Huddled by the fire at a local Panera, the two laughed, cried, supported and mourned. And before long, Kravinek went from a participant in LOSS’s programs to one of its most dedicated volunteers.

“LOSS is really where my heart is,” she said. “It helped me take my grief and use it for good. There’s not a day that goes by that the loss of Lacie has not allowed me to love other people better, to spread love better and to be there and support people.”

A few months after meeting Meine-Graham, Kravinek started helping with fundraisers and sending encouraging cards and notes to suicide survivors. Then she progressed to sharing her and Lacie’s story in front of groups of strangers. And for the past year or so, she’s been serving as part of those teams of at least two people who respond to the scenes.

Meine-Graham said Krivanek is a genuine comforter to those who now walk the path where she has been. It takes a special kind of person, she said, to sit with families in their darkest hour.

“It’s very natural as human beings to want to help, and by default that means providing messages of hope.

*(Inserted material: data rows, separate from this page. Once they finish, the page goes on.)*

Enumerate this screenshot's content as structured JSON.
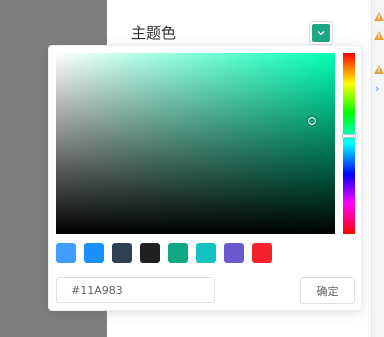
{
  "setting": {
    "theme_color_label": "主题色"
  },
  "current_color": "#1FA785",
  "picker": {
    "hue_color": "#00ffb3",
    "hue_fraction": 0.46,
    "hex_value": "#11A983",
    "confirm_label": "确定",
    "presets": [
      "#409EFF",
      "#1890FF",
      "#304156",
      "#212121",
      "#11A983",
      "#13C2C2",
      "#6959CD",
      "#F5222D"
    ]
  },
  "icons": {
    "warning": "warning-icon",
    "chevron": "chevron-right-icon",
    "dropdown": "chevron-down-icon"
  }
}
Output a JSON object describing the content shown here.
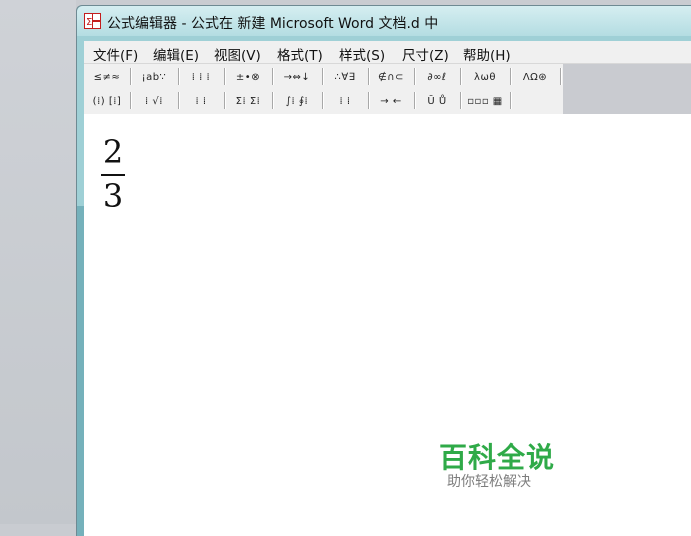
{
  "window": {
    "title": "公式编辑器 - 公式在 新建 Microsoft Word 文档.d 中"
  },
  "menu": [
    "文件(F)",
    "编辑(E)",
    "视图(V)",
    "格式(T)",
    "样式(S)",
    "尺寸(Z)",
    "帮助(H)"
  ],
  "toolbar": {
    "row1": [
      "≤≠≈",
      "¡ab∵",
      "⁞ ⁞ ⁞",
      "±•⊗",
      "→⇔↓",
      "∴∀∃",
      "∉∩⊂",
      "∂∞ℓ",
      "λωθ",
      "ΛΩ⊛"
    ],
    "row2": [
      "(⁞) [⁞]",
      "⁞ √⁞",
      "⁞ ⁞",
      "Σ⁞ Σ⁞",
      "∫⁞ ∮⁞",
      "⁞ ⁞",
      "→ ←",
      "Ū Ů",
      "▫▫▫ ▦"
    ]
  },
  "equation": {
    "numerator": "2",
    "denominator": "3"
  },
  "watermark": {
    "main": "百科全说",
    "sub": "助你轻松解决"
  },
  "colors": {
    "title_bar": "#b4dde2",
    "watermark_green": "#2faa48"
  }
}
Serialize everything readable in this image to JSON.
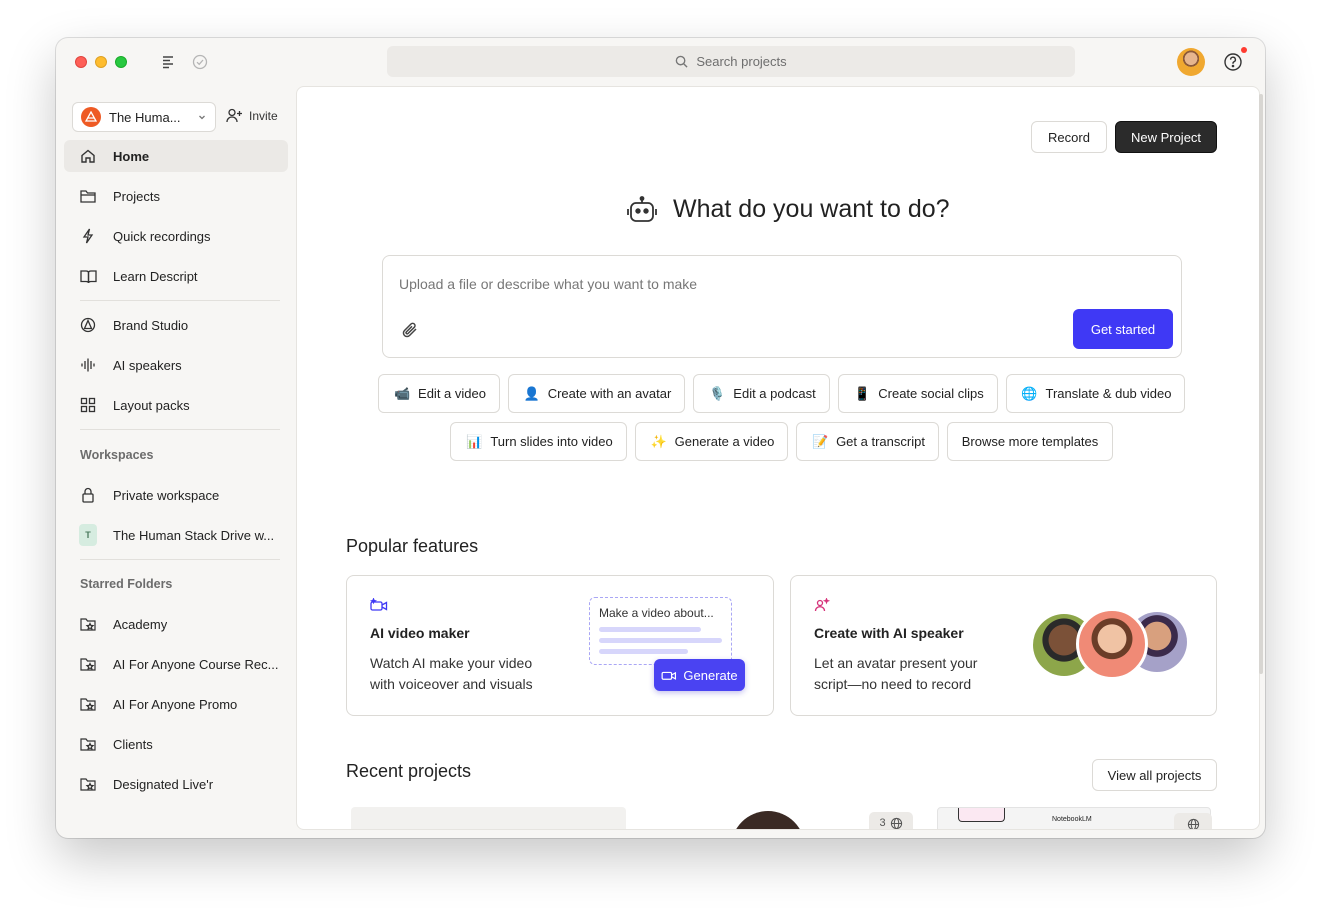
{
  "titlebar": {
    "search_placeholder": "Search projects"
  },
  "sidebar": {
    "workspace_name": "The Huma...",
    "invite_label": "Invite",
    "nav_items": [
      {
        "label": "Home",
        "icon": "home-icon",
        "active": true
      },
      {
        "label": "Projects",
        "icon": "folder-icon"
      },
      {
        "label": "Quick recordings",
        "icon": "lightning-icon"
      },
      {
        "label": "Learn Descript",
        "icon": "book-icon"
      }
    ],
    "tool_items": [
      {
        "label": "Brand Studio",
        "icon": "brand-icon"
      },
      {
        "label": "AI speakers",
        "icon": "waveform-icon"
      },
      {
        "label": "Layout packs",
        "icon": "grid-icon"
      }
    ],
    "workspaces_heading": "Workspaces",
    "workspaces": [
      {
        "label": "Private workspace",
        "icon": "lock-icon"
      },
      {
        "label": "The Human Stack Drive w...",
        "badge": "T"
      }
    ],
    "starred_heading": "Starred Folders",
    "starred": [
      {
        "label": "Academy"
      },
      {
        "label": "AI For Anyone Course Rec..."
      },
      {
        "label": "AI For Anyone Promo"
      },
      {
        "label": "Clients"
      },
      {
        "label": "Designated Live'r"
      }
    ]
  },
  "main": {
    "record_label": "Record",
    "new_project_label": "New Project",
    "hero_title": "What do you want to do?",
    "prompt_placeholder": "Upload a file or describe what you want to make",
    "get_started_label": "Get started",
    "chips_row1": [
      {
        "label": "Edit a video",
        "emoji": "📹"
      },
      {
        "label": "Create with an avatar",
        "emoji": "👤"
      },
      {
        "label": "Edit a podcast",
        "emoji": "🎙️"
      },
      {
        "label": "Create social clips",
        "emoji": "📱"
      },
      {
        "label": "Translate & dub video",
        "emoji": "🌐"
      }
    ],
    "chips_row2": [
      {
        "label": "Turn slides into video",
        "emoji": "📊"
      },
      {
        "label": "Generate a video",
        "emoji": "✨"
      },
      {
        "label": "Get a transcript",
        "emoji": "📝"
      },
      {
        "label": "Browse more templates",
        "emoji": ""
      }
    ],
    "popular_heading": "Popular features",
    "card1": {
      "title": "AI video maker",
      "desc": "Watch AI make your video with voiceover and visuals",
      "mock_text": "Make a video about...",
      "generate_label": "Generate"
    },
    "card2": {
      "title": "Create with AI speaker",
      "desc": "Let an avatar present your script—no need to record"
    },
    "recent_heading": "Recent projects",
    "view_all_label": "View all projects",
    "thumb_count": "3",
    "thumb_brand": "NotebookLM"
  },
  "colors": {
    "accent": "#3f39f5",
    "dark_button": "#2b2b2b",
    "sidebar_bg": "#f7f6f4"
  }
}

And those fall on deaf ears at the scene of a trauma,” Meine-Graham said. “Alli can be such an engaged listener without saying ‘but things are going to get better.’ She is uplifting and encouraging without just offering platitudes.”

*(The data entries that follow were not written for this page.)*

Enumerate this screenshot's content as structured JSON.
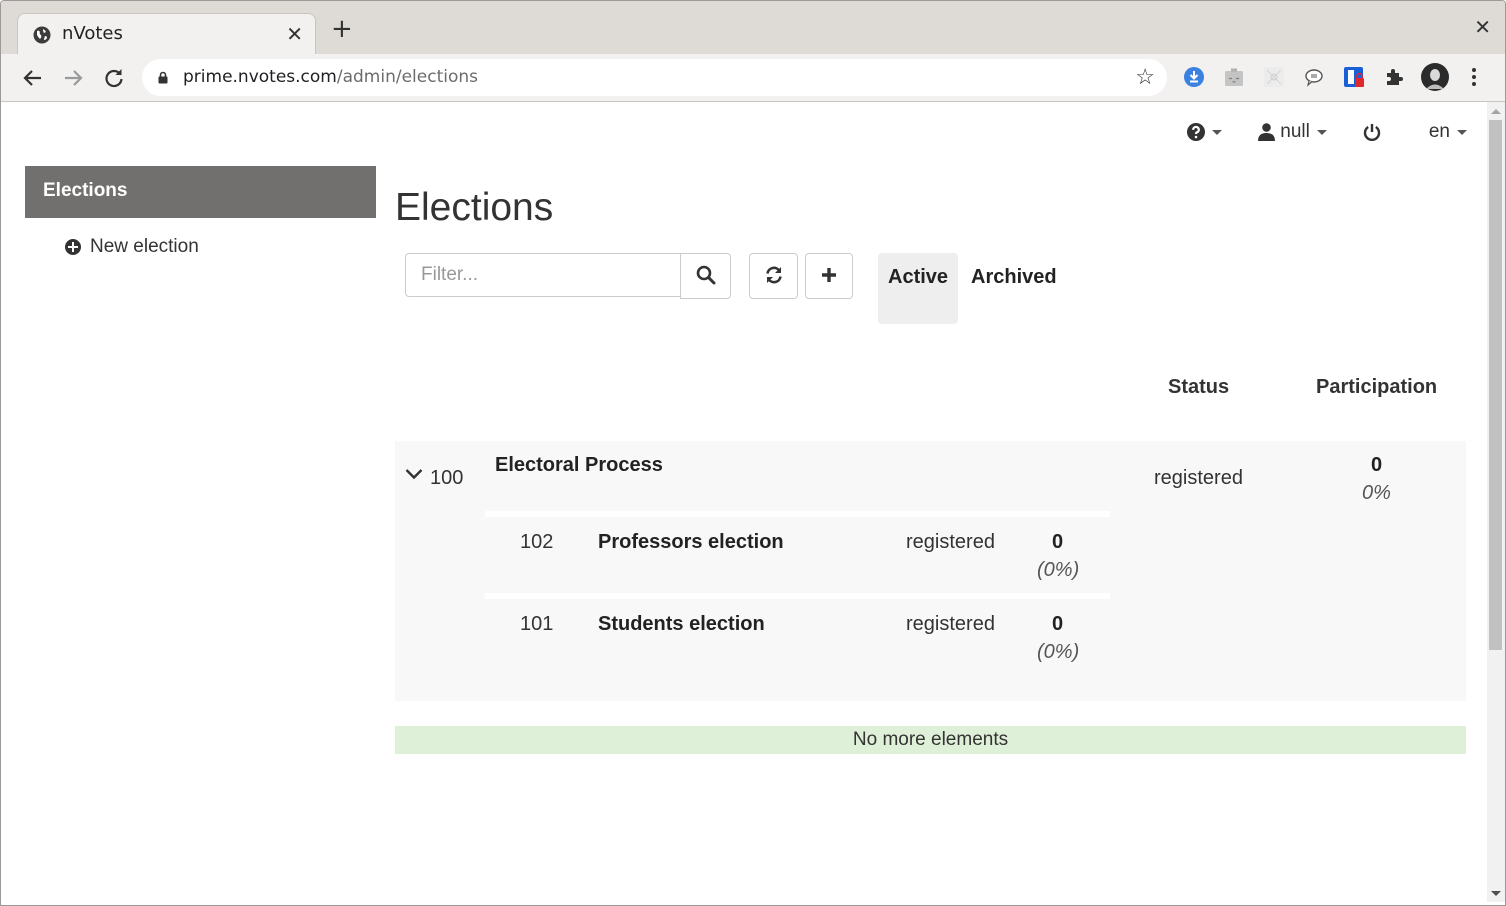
{
  "browser": {
    "tab_title": "nVotes",
    "url_host": "prime.nvotes.com",
    "url_path": "/admin/elections",
    "extensions": [
      "download-extension-icon",
      "sleepy-extension-icon",
      "network-extension-icon",
      "chat-extension-icon",
      "password-manager-extension-icon",
      "extensions-puzzle-icon"
    ]
  },
  "topnav": {
    "user_label": "null",
    "language_label": "en"
  },
  "sidebar": {
    "header": "Elections",
    "new_election_label": "New election"
  },
  "main": {
    "title": "Elections",
    "filter_placeholder": "Filter...",
    "tabs": [
      {
        "label": "Active",
        "active": true
      },
      {
        "label": "Archived",
        "active": false
      }
    ],
    "columns": {
      "status": "Status",
      "participation": "Participation"
    },
    "parent": {
      "id": "100",
      "name": "Electoral Process",
      "status": "registered",
      "votes": "0",
      "percent": "0%"
    },
    "children": [
      {
        "id": "102",
        "name": "Professors election",
        "status": "registered",
        "votes": "0",
        "percent": "(0%)"
      },
      {
        "id": "101",
        "name": "Students election",
        "status": "registered",
        "votes": "0",
        "percent": "(0%)"
      }
    ],
    "footer_message": "No more elements"
  }
}
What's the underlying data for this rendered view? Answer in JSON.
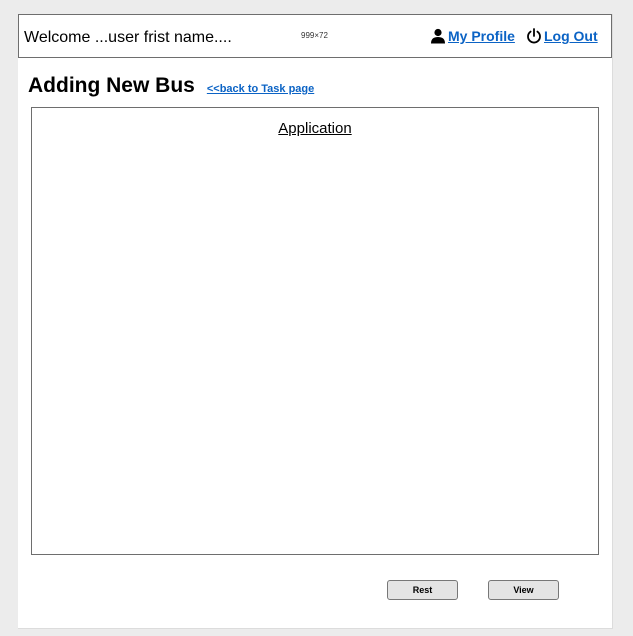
{
  "header": {
    "welcome_text": "Welcome ...user frist name....",
    "size_label": "999×72",
    "profile_label": "My Profile",
    "profile_icon": "user-icon",
    "logout_label": "Log Out",
    "logout_icon": "power-icon",
    "link_color": "#0b63c5"
  },
  "page": {
    "title": "Adding New Bus",
    "back_link": "<<back to Task page"
  },
  "panel": {
    "title": "Application"
  },
  "actions": {
    "rest_label": "Rest",
    "view_label": "View"
  }
}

Helping others heal—whether in her role as a nurse at the Ohio State University James Cancer Hospital, visiting the homeless on the streets of Columbus, or in a stranger’s backyard after crisis came calling—has been a gift from God, Krivanek said. Because everything she does is rooted in her Christian faith. As she heads to a scene, she always prays for God to use her in any way the people she’s rushing to be with may need.

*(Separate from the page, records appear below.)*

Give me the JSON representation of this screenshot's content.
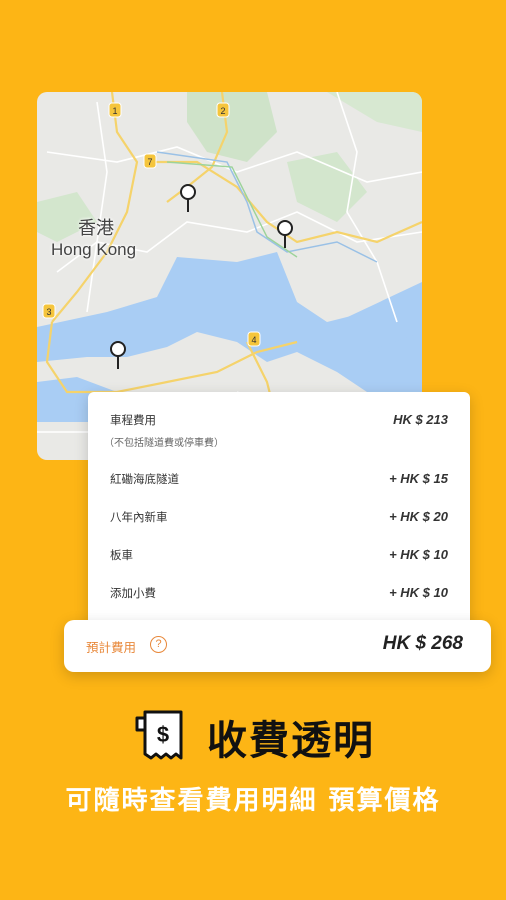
{
  "map": {
    "city_zh": "香港",
    "city_en": "Hong Kong",
    "route_badges": [
      "1",
      "2",
      "7",
      "3",
      "4"
    ]
  },
  "fee_card": {
    "base_label": "車程費用",
    "base_note": "（不包括隧道費或停車費）",
    "base_amount": "HK $ 213",
    "items": [
      {
        "label": "紅磡海底隧道",
        "amount": "+ HK $ 15"
      },
      {
        "label": "八年內新車",
        "amount": "+ HK $ 20"
      },
      {
        "label": "板車",
        "amount": "+ HK $ 10"
      },
      {
        "label": "添加小費",
        "amount": "+ HK $ 10"
      }
    ]
  },
  "total": {
    "label": "預計費用",
    "help_glyph": "?",
    "amount": "HK $ 268"
  },
  "headline": "收費透明",
  "subline": "可隨時查看費用明細 預算價格",
  "colors": {
    "background": "#FDB515",
    "accent": "#E8883A"
  }
}
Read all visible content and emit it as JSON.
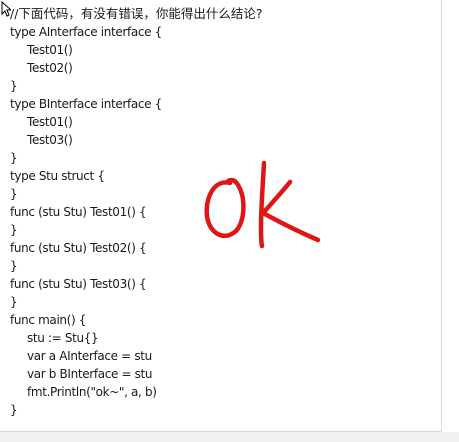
{
  "snippet": {
    "comment": "//下面代码，有没有错误，你能得出什么结论?",
    "lines": [
      "type AInterface interface {",
      "Test01()",
      "Test02()",
      "}",
      "type BInterface interface {",
      "Test01()",
      "Test03()",
      "}",
      "type Stu struct {",
      "}",
      "func (stu Stu) Test01() {",
      "}",
      "func (stu Stu) Test02() {",
      "}",
      "func (stu Stu) Test03() {",
      "}",
      "func main() {",
      "stu := Stu{}",
      "var a AInterface = stu",
      "var b BInterface = stu",
      "fmt.Println(\"ok~\", a, b)",
      "}"
    ]
  },
  "annotation": {
    "text": "ok",
    "ink_color": "#e01515"
  },
  "icons": {
    "cursor": "mouse-pointer-icon"
  }
}
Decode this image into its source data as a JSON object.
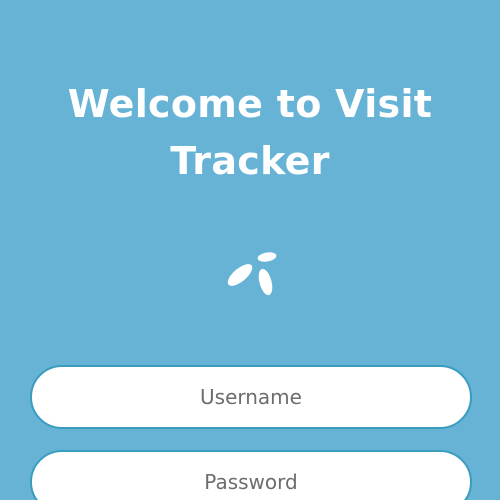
{
  "login": {
    "title_line1": "Welcome to Visit",
    "title_line2": "Tracker",
    "logo_icon": "telenor-propeller-icon",
    "username": {
      "placeholder": "Username",
      "value": ""
    },
    "password": {
      "placeholder": "Password",
      "value": ""
    }
  },
  "colors": {
    "background": "#66b3d6",
    "title_text": "#ffffff",
    "field_background": "#ffffff",
    "field_border": "#3a9cbf",
    "placeholder_text": "#6d6d6d"
  }
}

“Some people need a hug. Some people don’t want to be touched,” she said. So often she just sits with them in silence. It’s about being there, a presence.

“I feel like it’s a privilege … to be somebody’s grief companion,” she said. “A lot of people lack faith. A lot of people lack hope. A lot of people lack joy. I just want you to remember someone was there to hold you.”

Krivanek has worked on the leukemia floor at the James for three years and chose it, in part, because the very nature of that awful cancer means patients generally have long stays there. That means there’s time for relationship building with families; for Krivanek, her nursing job isn’t so much about the paycheck as it is just another way of caring for others.

Sandy Adams saw Kravinek’s thoughtfulness time and again when her husband, Bill, spent 60 days at the James late last year. It was little things to keep their spirits up, like bringing the couple their favorite morning coffees, surprising Sandy with chocolate cake and ice cream on her birthday because Bill was worried no one would remember, or texting them regularly even now that they are back in their northern Kentucky home.

Alli Krivanek gives a bag of supplies to Terry, a homeless man. Tim Johnson | Dispatch Magazines

Or moments like the one where, from her husband’s room, Sandy heard someone singing, as loud as they could, “If you’re happy and you know it clap your hands …” as they headed down a hallway. Sandy didn’t even have to get up and peek out of the room; she knew it was Krivanek.

Moreover, Sandy said, Krivanek knew she didn’t need to be cheerful all the time, and she was tuned in to days when all Bill just wanted was to have someone listen as he talked about golf.

“We loved every nurse at the James. So incredible. But Alli is like a walking pinata—she is just ready to burst with something good,” Sandy said. “Anybody who is around her wants to be better.”

All of this praise, of course, makes Krivanek uncomfortable. But it makes her smile—her signature wide, open-mouthed grin that practically splits her face.

“My goal is not to give a homeless person a bag of goodies,” she said. “My goal is to make somebody feel valued and special and noticed.”